Prism Johnson’s tiles, bath & kitchen (TBK) business enjoyed leadership position over FY03-12. However, in FY11 & FY 12 the company received a severe setback when its sizable percentage of total capacity in Andhra Pradesh and Karnataka suffered on account of power and fuel availability. Now, the company has addressed power & fuel issues in South India by installing three coal gasifiers in the AP plant (2 plants), winning bids for onshore micro gas wells and natural gas pipeline connectivity completed for Karnataka plant.

Somany Ceramics

Somany Ceramics is the second-largest manufacturer of ceramic and vitrified tiles in India.
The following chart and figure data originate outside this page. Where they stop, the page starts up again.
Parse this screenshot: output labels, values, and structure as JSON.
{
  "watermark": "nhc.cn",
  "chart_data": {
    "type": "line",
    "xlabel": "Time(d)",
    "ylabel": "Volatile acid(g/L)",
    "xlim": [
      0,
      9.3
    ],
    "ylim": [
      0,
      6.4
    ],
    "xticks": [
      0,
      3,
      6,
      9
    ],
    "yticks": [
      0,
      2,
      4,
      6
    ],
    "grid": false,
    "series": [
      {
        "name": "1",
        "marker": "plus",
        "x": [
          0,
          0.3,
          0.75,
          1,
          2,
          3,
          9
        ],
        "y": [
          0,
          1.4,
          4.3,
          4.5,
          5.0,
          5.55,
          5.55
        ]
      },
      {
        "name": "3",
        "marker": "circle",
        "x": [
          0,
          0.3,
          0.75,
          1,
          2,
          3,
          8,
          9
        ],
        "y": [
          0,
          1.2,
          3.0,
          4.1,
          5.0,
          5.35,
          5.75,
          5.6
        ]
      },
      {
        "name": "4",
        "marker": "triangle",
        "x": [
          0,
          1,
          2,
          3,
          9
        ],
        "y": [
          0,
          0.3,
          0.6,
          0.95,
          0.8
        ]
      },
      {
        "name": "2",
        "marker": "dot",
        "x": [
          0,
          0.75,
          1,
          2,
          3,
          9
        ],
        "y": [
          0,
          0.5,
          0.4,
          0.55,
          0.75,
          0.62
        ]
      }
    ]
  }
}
It has manufacturing facilities at Kadi in Gujarat, Kassar in Haryana and other JV plants. It has tiles capacity of 64mn sqm, comprising own capacity of 29mn sqm, JV capacity of 26mn sqm and outsourcing capacity of 9.0mn sqm. Somany also operates sanitary ware with 1.2mn pieces per year and bath fittings.

Asian Granito

Asian Granito India is the fourth-largest manufacturer of ceramic and vitrified tiles in India. It has manufacturing facilities at Dalpu, Idar & Dholka in Gujarat) and other JV plants. It has tiles capacity of 32mn sqm comprising own capacity of 15mn sqm, JV capacity of 11mn sqm and outsourcing capacity of 6mn sqm. The company also operates quartz manufacturing with 0.53mn sqm capacity and marble capacity of 0.73mn sqm.

Cera Sanitaryware

Cera Sanitaryware manufactures, markets and distributes sanitaryware and faucetware, and trades in tiles and other bathroom products. Its sanitary ware and faucetware plants are located at Kadi district of Gujarat. Its 3m piece-a-year sanitaryware division accounts for more than half of its revenue. The company recently commissioned a 2,500-piece-a-day state-ofthe-art faucetware plant, with which its present capacity has gone up  7,200 pieces a day, scalable to 10,000.

Orient Bell

Orient Bell Limited was established in the 1970s, with its base in New Delhi. The company is one of the largest manufacturers of ceramic and vitrified tiles as well as the first to manufacture ultra-vitrified tiles in India. At present, the company is the 7th largest tiles manufacturer in the country.

Nitco Ltd

Established in 1953, Nitco is known for premium brands. Nitco is one of the largest manufacturers of floor tiles in India and has a vast portfolio of floor and wall tiles, marble, mosaic and metal craft. The company also exports tiles to European and Middle East countries.